Java直接数组索引访问与循环访问之间的性能差异

Question

I was experimenting with predicates. 我正在尝试谓词。 I tried to implement the predicate for serializing issues in distributed systems. 我试图实现用于序列化分布式系统中问题的谓词。 I wrote a simple example where the test function just returns true. 我写了一个简单的示例，其中test函数只是返回true。 I was measuring the overhead, and I stumbled upon this interesting problem. 我正在测量开销，却偶然发现了这个有趣的问题。 Accessing array in for loop is 10 times slower compared to direct access. 与直接访问相比，在for循环中访问数组要慢10倍。

class Test {
    public boolean test(Object o) { return true; }
}

long count = 1000000000l;
Test[] test = new Test[3];
test[0] = new Test();
test[1] = new Test();
test[2] = new Test();
long milliseconds = System.currentTimeMillis();
for(int i = 0; i < count; i++){
    boolean result = true;
    Object object = new Object();
    for(int j = 0; j < test.length; j++){
        result = result && test[j].test(object);
    }
}
System.out.println((System.currentTimeMillis() - milliseconds));

However, the following code is almost 10 times faster. 但是，以下代码几乎快了10倍。 What can be the reason? 可能是什么原因？

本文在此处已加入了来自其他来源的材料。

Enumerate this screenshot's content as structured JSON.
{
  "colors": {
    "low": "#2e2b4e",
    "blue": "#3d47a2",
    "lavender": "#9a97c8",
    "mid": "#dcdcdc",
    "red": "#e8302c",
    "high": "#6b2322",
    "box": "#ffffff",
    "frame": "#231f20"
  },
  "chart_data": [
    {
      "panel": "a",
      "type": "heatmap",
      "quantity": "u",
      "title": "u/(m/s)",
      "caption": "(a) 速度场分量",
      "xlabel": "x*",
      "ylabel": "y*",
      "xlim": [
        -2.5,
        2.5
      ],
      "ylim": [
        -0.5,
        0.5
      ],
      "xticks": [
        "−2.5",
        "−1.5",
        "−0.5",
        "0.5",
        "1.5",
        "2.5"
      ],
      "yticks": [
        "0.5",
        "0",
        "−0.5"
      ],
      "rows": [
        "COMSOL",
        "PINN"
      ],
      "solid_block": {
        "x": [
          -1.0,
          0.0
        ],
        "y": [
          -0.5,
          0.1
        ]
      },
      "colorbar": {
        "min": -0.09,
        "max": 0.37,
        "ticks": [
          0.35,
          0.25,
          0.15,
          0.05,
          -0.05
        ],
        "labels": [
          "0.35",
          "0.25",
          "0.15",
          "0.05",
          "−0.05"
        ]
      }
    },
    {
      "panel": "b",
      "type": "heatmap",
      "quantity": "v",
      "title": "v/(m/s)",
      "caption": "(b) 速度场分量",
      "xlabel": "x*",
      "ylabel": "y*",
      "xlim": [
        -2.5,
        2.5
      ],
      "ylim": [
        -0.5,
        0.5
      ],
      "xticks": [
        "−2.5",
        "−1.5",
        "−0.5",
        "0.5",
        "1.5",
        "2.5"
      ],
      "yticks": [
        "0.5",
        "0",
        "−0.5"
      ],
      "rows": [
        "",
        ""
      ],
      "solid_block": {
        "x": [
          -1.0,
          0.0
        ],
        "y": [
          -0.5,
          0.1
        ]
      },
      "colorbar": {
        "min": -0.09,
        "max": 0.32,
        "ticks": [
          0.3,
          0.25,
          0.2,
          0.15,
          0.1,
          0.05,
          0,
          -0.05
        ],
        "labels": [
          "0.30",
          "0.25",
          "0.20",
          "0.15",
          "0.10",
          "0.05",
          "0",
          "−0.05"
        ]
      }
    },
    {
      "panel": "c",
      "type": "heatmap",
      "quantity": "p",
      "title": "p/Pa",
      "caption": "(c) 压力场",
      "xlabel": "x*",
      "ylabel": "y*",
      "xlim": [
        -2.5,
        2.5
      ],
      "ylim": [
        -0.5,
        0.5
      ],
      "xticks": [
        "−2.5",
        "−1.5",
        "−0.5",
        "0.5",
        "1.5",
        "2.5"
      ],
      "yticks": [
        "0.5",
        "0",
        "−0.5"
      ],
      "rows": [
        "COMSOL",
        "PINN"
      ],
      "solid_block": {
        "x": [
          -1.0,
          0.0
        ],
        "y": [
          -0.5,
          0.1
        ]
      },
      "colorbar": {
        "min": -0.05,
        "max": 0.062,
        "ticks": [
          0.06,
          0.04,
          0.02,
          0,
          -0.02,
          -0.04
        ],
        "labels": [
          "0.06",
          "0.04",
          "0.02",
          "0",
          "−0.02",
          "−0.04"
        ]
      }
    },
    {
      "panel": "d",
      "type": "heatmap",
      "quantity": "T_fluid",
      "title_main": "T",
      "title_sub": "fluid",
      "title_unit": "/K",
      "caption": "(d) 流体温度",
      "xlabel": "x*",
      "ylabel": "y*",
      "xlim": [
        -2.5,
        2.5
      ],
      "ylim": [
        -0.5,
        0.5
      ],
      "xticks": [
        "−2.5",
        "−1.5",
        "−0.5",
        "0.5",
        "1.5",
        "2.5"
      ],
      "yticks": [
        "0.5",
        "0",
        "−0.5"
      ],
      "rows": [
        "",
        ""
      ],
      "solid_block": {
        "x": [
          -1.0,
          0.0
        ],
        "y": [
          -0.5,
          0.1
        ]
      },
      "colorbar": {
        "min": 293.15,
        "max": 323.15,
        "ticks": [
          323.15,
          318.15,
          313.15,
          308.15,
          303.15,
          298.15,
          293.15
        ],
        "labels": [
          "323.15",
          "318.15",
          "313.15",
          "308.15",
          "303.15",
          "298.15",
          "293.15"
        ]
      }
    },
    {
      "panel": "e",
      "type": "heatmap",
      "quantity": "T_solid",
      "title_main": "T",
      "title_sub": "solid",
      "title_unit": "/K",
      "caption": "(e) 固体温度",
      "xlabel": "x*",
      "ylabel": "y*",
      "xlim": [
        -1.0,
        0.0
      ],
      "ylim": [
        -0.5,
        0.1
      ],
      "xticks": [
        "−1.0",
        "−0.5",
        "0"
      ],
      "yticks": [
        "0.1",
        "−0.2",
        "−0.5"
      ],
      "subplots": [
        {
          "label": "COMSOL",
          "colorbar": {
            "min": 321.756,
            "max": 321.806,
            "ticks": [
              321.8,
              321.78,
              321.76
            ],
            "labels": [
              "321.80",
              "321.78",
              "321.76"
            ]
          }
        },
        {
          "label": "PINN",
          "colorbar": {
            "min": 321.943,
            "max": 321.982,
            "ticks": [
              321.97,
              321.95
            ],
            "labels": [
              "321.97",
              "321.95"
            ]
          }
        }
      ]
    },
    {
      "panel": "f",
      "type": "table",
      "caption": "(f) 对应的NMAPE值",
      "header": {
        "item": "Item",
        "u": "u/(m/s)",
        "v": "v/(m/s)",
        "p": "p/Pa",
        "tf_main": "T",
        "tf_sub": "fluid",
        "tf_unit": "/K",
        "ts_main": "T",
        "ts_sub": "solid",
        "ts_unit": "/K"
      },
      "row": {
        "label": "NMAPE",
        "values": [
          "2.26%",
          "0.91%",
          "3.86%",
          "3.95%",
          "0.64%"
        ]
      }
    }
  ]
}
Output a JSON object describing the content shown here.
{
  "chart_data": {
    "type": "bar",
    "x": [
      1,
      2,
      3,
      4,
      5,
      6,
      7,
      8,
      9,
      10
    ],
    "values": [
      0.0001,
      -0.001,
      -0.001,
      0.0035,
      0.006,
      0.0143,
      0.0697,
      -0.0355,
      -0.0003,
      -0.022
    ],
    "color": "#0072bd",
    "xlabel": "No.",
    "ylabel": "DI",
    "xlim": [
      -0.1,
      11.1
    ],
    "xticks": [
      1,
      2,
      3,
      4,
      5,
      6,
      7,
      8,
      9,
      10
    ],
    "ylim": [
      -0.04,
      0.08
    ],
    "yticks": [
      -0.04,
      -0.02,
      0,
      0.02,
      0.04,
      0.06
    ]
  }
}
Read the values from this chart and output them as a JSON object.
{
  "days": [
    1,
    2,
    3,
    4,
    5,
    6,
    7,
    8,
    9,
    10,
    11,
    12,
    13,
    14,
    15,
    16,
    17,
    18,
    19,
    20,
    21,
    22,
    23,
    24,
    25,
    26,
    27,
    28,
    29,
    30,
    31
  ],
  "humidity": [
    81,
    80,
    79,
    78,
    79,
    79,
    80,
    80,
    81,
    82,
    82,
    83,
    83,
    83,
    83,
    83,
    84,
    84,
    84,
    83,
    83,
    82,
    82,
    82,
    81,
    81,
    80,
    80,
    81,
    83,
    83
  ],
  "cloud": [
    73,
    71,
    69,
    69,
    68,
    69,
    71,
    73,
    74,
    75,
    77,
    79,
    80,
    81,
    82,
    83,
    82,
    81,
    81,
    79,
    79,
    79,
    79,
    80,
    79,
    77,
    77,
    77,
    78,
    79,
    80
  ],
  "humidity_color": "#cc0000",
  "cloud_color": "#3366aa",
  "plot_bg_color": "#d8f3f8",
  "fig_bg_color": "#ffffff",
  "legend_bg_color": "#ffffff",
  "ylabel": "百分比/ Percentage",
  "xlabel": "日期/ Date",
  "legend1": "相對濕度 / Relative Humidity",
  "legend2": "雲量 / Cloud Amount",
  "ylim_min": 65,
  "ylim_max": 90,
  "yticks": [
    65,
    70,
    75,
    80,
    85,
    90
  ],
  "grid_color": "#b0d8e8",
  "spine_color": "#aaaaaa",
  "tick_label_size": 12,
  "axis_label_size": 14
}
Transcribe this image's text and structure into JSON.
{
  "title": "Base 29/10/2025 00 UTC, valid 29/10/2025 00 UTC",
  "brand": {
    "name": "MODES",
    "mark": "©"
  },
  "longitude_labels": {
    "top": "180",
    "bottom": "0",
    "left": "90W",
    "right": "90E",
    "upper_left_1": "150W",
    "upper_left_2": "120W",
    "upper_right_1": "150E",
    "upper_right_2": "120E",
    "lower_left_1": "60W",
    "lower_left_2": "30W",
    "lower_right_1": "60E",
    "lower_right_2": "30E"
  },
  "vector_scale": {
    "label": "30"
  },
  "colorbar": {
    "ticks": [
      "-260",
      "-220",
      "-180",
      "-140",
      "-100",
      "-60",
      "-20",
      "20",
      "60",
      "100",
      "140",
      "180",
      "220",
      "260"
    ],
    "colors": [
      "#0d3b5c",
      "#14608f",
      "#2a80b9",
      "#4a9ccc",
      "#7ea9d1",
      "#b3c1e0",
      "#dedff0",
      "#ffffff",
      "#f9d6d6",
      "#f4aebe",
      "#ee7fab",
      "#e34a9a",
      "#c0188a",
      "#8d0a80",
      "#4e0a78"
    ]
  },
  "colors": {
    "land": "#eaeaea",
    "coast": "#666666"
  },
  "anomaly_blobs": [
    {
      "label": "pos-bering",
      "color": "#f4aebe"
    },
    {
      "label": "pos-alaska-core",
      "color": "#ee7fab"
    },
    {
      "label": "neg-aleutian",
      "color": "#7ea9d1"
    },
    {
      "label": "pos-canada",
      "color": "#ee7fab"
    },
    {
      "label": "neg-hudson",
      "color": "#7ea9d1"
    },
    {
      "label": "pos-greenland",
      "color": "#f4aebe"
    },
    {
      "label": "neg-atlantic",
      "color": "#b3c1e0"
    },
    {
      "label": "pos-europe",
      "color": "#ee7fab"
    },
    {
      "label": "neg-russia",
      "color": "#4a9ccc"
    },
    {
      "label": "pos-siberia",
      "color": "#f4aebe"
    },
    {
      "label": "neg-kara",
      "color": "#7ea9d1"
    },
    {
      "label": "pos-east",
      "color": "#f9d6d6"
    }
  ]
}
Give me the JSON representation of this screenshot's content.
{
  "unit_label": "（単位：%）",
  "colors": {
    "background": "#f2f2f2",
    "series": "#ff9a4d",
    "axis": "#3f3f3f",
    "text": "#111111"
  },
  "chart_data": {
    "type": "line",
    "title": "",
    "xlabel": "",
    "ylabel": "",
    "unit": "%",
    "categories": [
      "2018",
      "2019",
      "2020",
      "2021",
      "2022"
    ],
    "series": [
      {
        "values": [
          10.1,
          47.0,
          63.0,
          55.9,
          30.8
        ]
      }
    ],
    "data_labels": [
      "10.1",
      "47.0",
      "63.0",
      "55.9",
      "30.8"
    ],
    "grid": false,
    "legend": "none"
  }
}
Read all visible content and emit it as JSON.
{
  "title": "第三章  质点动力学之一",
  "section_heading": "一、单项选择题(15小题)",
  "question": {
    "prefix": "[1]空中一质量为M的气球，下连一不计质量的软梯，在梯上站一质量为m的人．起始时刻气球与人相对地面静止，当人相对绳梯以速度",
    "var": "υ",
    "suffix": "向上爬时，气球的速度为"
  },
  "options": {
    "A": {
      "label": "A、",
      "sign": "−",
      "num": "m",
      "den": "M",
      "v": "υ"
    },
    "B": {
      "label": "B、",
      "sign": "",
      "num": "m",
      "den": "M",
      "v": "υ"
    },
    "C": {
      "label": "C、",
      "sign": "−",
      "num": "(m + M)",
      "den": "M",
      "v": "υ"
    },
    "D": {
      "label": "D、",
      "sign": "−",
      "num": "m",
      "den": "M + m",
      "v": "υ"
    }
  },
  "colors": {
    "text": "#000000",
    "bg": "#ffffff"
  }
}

milliseconds = System.currentTimeMillis();
for(int i=0 ; i < count; i++) {
    Object object = new Object();
    boolean result = test[0].test(object) && test[1].test(object) && test[2].test(object);
}
System.out.println((System.currentTimeMillis() - milliseconds));

Benchmark results on my i5. 我的i5的基准测试结果。

4567 msec for for loop access 4567毫秒用于循环访问
297 msec for direct access 297毫秒的直接访问权限

Answer 1

If loop header takes one unit time to execute the in first solution loop header evaluations takes 3N units of time. 如果循环头花费一个单位时间来执行第一个解决方案，则循环头评估将花费3N个时间单位。 While in direct access it takes N. 直接访问时需要N。

Other than loop header overhead in first solution 3 && conditions per iteration to evaluate while in second there are only 2. 除了第一个解决方案3 &&每个迭代要评估的条件中的循环头开销外，第二个条件中只有2个。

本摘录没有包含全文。